Like most purveyors of used books I can safely say 2011 has not been one of the best. In order to generate enough sales I have to upload new stock like crazy as most sales come from the last couple of hundred books one catalogues. Doing this is keeping things ticking over for my business but it does mean that I have been rubbish at blogging this year. I also have not had so much time for reading or for commenting on your blogs for which I am sorry. Anyway, here is a little look at what I have been reading recently.
The Ascent of Isaac Steward
by Mike French is the most peculiar, luxuriously grotesque and enchanting of books. Isaac Steward has lost his wife and sons, he can't remember how or why and if he does what will the knowledge do to him and how will he ever find a way out of the inevitable abyss? What this densely compact novel does is take us through the psychology of grief and denial in the most weird and inventive ways. Nothing is quite as it seems and the parameters of the story serve to disorientate the reader. Wth a situation so extreme only an extreme handling of language will do. Words are very much Mike French's tools and what he constructs is not quite like anything else I've ever read.
To be honest the dense richness of this Michelin starred linguistic meal is such that I struggled to deal with it over the first chapters. Once I stopped trying to consume it greedily and treated it as a tasting menu, small courses, one at a time, then I enjoyed it immensely. There is no denying that this book is hard, and hard in a way that so few books, even those of great literary merit, are now. But why should we always expect that easy-greedy read? I am pleased that a book so evidently defying all marketing genres found a publisher. I read a chapter a day and it was like being a student again. The pleasure in deciphering a chapter each morning was the same I once got from tackling a difficult poem. Neither this style of prose, nor poetry, are my reading mediums of first choice but I thank Mike French for reminding me why hard is good, and I should try it more often. The Ascent of Isaac Steward is a real neo-modernist triumph and in a nihilistic world is definitely worth your time and patience. There is a quote on the back of my copy by R. N. Morris that describes it as 'reminiscent of the surrealist literary experiments of James Joyce's Finnegan's Wake but blessedly readable' and I would agree with that. This work is a literary mountain but it is a perfectly climbable one, and boy, what a view.

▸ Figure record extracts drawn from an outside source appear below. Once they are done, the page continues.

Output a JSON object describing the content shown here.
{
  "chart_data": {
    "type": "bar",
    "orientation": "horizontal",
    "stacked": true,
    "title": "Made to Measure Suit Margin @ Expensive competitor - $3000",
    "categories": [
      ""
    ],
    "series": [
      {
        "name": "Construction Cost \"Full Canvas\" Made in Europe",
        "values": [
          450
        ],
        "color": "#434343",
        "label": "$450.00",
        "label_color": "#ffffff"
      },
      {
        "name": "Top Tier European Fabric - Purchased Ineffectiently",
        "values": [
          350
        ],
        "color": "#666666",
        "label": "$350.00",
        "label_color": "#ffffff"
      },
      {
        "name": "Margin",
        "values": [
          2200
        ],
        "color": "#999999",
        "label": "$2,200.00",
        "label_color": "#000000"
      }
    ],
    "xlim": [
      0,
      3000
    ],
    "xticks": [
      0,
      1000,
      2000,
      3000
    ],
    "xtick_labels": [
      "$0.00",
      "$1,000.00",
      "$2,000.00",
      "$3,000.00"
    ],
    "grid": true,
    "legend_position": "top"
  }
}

Twenty Thousand Streets Under The Sky
by Patrick Hamilton has been on my bedside heap for ages and I've had twitter conversations with several people about it. It has taken me absolutely ages to read, because of my time constraints, but has been a total pleasure from start to finish. Hamilton is best known for his plays Gaslight and Rope, the second of which may or may not have been murdered by Hitchcock for the film, depending on your point of view. In Twenty Thousand Streets Under the Sky you get three novels for the price of one as it was originally published as three separate works: 'The Midnight Bell', 'The Siege of Pleasure' and 'The Plains of Cement'. The overlapping narratives deal with the lives of pub waiter Bob, prostitute Jenny, and plain but good-hearted bar maid Ella. Bob is an aspiring writer with the goodly sum of £80 saved in the bank, he falls for Jenny and the narrative leads us on a will-they/won't-they pathos laden jaunt through those twenty thousand streets, and ordinary workaday London. Hamilton's ability to build a scene and people it with characters that could step off the page is very filmic in quality, and explains his best known successes. On the page not every manoeuvre is totally successful but Bob, Ella and Jenny are beautifully drawn and many of the pub scenes are hilarious. It would make a wonderful screen play and there is a BBC adaptation. I have dropped heavy hints to Santa on that one. All in all it's made me want to read Hamilton's complete works. What a joy if they're anything like this.
My last little treasure for this post is set quite close in time and place to Hamilton's work: Crewe Train
by Rose Macaulay. I read and loved The Towers of Trebizond by Macaulay when I had it in stock and kept meaning to extricate it from the business for myself but never got round to it and last week I sold it! The horror! I shall have to buy it now, alongside the delightful Crewe Train. The world it depicts couldn't be more different to that of Twenty Thousand Streets. The heroine Denham is very much in the noble savage mode. Having had a free range childhood under the care of an indolent and careless father in the middle of nowhere (specifically Andorra) she finds herself living in her aunt's home in the heart of literary London. The story of her attempts to adjust and deal with the word-driven people around her is a timely one for those of us who live in a fiction-fuelled frenzy. Denholm shows just how we irritate the unconverted. I love Macaulay's writing and the sense that she keeps the reader at the end of a yoyo string, pulling us in and allowing us to see just as much of her creation as she chooses before she drops us below the line of vision again. One always gets the feeling that her books are like icebergs with so much more we can't see: omitted and deleted scenes that she won't be making available for the DVD. A bizarre and delightful book, the sort to read and re-read.